Егорка Марков славился среди соседских ребят изобретательностью. У него немало было игрушек своей работы: птиц, хлопающих крыльями, дергунчиков, разноголосых свиристелок. Летом Егорка устанавливал на огороде необычайные чучела, которые даже при малом ветре вертели головой, махали руками и отгоняли воробьев от грядок с огурцами и горохом.
Егорка кончил меленку, повертел в руках, отложил в сторону. Ребят одолела дремота. Они поплотнее натянули армячишки, привалились друг к другу…
Вдруг из оврага донесся пронзительный разбойный свист.
Робкий Степка вскочил и рванулся прочь.
– Стой, дурашка! Куда бежишь? В темноте как раз и схватят! А сюда небось не сунутся… Видал, каков у меня топор?
Прошло минут пять – никто не появлялся. Ребята начали успокаиваться.
– Он пугал, – догадался Гришка. – Только с нас взять нечего.
– А лошади! – вскрикнул Ванюшка.
Гришка вскочил и бросился к коням. Скоро он вернулся, тяжело дыша.
– Все тут… Ух, напугался!
Он подбросил дров в костер. Ребята боялись уснуть, завязался разговор.

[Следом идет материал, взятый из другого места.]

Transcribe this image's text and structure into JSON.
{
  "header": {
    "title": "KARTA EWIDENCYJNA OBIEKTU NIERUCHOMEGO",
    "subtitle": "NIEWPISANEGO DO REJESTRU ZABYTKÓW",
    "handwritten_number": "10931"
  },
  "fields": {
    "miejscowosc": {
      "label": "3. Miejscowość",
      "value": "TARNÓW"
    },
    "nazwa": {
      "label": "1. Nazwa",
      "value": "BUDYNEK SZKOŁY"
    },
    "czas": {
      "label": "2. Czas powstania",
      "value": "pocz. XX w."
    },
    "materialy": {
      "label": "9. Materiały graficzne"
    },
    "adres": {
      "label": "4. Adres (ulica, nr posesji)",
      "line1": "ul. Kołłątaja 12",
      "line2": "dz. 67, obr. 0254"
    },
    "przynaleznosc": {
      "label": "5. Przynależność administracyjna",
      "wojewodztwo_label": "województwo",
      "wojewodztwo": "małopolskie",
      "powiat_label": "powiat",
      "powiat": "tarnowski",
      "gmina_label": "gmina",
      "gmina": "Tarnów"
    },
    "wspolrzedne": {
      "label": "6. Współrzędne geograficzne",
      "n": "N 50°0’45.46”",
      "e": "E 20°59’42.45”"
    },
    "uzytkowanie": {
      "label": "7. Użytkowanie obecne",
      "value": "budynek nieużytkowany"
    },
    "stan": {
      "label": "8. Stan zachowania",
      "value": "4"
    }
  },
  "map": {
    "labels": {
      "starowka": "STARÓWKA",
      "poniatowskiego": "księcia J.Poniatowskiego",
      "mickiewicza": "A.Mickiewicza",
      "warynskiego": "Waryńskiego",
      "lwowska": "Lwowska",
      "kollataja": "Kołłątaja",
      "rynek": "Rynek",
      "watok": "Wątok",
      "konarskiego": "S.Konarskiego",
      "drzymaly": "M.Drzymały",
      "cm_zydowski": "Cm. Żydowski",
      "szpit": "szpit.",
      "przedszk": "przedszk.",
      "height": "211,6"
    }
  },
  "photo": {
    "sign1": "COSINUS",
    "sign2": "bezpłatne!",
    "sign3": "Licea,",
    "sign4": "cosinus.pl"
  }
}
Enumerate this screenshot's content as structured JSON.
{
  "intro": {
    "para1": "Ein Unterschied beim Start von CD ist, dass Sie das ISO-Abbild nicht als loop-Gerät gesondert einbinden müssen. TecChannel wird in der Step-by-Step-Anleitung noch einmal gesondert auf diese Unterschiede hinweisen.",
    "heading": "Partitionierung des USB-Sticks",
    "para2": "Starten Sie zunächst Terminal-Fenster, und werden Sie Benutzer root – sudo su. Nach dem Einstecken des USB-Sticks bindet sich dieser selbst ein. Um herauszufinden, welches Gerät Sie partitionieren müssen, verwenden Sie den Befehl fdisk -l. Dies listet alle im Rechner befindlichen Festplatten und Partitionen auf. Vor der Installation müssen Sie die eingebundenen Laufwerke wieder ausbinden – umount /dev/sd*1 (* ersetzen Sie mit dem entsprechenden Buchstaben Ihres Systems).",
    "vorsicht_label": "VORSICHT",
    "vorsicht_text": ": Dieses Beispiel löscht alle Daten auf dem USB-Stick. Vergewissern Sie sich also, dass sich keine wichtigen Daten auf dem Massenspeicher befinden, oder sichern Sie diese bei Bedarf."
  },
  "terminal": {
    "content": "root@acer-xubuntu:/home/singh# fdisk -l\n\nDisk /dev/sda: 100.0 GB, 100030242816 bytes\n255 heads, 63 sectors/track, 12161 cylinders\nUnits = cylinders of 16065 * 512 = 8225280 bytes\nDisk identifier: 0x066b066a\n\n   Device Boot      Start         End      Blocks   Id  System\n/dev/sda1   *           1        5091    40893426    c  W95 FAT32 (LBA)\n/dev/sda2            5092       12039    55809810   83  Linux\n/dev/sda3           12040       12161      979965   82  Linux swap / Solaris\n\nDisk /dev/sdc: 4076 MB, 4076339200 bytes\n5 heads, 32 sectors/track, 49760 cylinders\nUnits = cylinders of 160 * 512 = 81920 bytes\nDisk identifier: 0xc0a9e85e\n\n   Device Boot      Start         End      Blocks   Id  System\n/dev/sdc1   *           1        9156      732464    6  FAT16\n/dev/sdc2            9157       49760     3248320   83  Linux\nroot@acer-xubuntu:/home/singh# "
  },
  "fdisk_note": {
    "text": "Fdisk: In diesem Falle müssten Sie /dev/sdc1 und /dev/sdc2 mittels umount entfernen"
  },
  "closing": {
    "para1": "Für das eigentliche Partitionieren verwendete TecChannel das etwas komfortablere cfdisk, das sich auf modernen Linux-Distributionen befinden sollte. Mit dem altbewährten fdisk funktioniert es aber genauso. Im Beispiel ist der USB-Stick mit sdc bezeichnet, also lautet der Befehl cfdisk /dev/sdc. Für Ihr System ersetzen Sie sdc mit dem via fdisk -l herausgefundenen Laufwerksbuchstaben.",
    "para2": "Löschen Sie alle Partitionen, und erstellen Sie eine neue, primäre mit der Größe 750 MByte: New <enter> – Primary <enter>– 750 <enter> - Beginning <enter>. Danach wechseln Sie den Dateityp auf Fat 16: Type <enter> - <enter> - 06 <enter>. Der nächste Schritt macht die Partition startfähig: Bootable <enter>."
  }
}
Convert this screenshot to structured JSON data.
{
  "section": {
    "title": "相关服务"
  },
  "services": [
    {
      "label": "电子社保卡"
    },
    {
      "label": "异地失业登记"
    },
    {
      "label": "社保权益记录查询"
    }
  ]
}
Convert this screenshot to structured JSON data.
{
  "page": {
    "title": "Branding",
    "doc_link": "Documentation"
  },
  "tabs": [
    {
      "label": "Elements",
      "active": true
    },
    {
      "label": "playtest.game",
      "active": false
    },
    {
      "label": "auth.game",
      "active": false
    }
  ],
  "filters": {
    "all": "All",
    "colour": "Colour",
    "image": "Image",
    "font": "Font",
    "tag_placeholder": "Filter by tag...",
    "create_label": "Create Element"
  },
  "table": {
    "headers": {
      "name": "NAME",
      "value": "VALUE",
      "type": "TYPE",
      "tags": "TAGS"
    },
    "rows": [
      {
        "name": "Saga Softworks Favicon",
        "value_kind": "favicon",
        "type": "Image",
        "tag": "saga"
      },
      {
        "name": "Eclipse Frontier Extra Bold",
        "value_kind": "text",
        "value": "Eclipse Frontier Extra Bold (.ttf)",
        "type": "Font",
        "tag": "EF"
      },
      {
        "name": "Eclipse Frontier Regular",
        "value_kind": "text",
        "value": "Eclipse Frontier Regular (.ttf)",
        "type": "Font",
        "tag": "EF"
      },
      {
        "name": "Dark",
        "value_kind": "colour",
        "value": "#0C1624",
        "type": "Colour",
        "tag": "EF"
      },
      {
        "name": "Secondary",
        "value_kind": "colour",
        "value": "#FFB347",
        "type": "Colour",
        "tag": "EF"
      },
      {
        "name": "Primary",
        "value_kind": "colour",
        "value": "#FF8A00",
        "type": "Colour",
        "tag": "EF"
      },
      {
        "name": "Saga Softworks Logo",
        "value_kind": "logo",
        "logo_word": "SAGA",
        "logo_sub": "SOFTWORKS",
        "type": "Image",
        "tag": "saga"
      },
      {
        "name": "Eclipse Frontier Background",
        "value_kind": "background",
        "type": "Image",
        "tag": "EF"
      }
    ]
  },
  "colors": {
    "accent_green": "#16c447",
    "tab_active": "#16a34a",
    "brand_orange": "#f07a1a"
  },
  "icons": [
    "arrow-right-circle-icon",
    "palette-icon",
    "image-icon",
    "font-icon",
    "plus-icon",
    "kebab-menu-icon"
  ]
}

– Ребятки, я какое дело слыхал, – зашептал болтливый Степка. – Сухареву башню знаете?
– Как не знать!
– Там ребят собрали со всей Москвы и обучают грамоте… Порют, говорят!
– Эка невидаль! – откликнулся Ванюшка. – Когда грамоте учат, завсегда порют.
– Самый главный у них заправила – прозванье ему Брюс… Колдун и чернокнижник. Он черту душу продал… Моя тетка сама видела – лопни глаза! – как он летал ночью на дальнозоркой трубе…
– На чем? – переспросил Гришуха.
– На дальнозоркой трубе… Такая труба: через нее всё-превсё по самый край света видно.
– Брешешь, Степка! – возмутился Гришуха.
Но Ванюшка возразил:
– Мой батька сам такую у немца[26] видел.
– Коли так, ври дальше!
– Вылетел это он, братцы, на дальнозоркой трубе – и прямо на месяц…
– Это зачем же? – удивились слушатели.
– Пес его знает! Может, с покойниками разговаривать.
– Ох, ни в жизнь я в школу не пойду! – решил Степка, бледнея от страха. – Там всякому чернокнижью обучат и душу сгубят.
– Нет, я бы пошел! – мечтательно сказал Егорка. – Ей-бо, пошел бы. Насчет чернокнижья ты зря говоришь. Чернокнижному волшебству колдуны по тайности обучают. А в школе псалтырь да Евангелие велят читать, цифирь показывают!
– Вона! Зачем тебе цифирь? Больно учен станешь!
– Вот и хорошо, что учен! С цифирью я всякому хитрому мастерству обучусь.
– Цифирь купеческому делу пригодна, – неожиданно вступился Ванюшка Ракитин.
Гришуха рассмеялся:
– Ты нешто в купцы метишь? Чем торговать будешь? Битыми горшками?
– Повремени насмешки строить, – серьезно, как большой, ответил десятилетний Ванюшка и добавил то, что не раз слышал от взрослых: – Москва тоже не одним часом обстроилась.
Разговор оборвался.
Ребята сидели, клевали носом. Очнувшись, подкидывали дров в костер.
Вдруг послышался шум, зашуршала осыпающаяся земля. Ребята вздрогнули, мигом слетел сон. Из оврага выкарабкался мужик в меховой шапке, в опрятном поношенном армяке и кожаных постолах. За спиной его была торба с чем-то мягким. Поглаживая черную курчавую бороду, нежданный гость остановился в нескольких шагах от костра и, улыбаясь, глядел на ребят. Те оторопели, а Гришуха ощупал топор – ловко ли лежит под рукой.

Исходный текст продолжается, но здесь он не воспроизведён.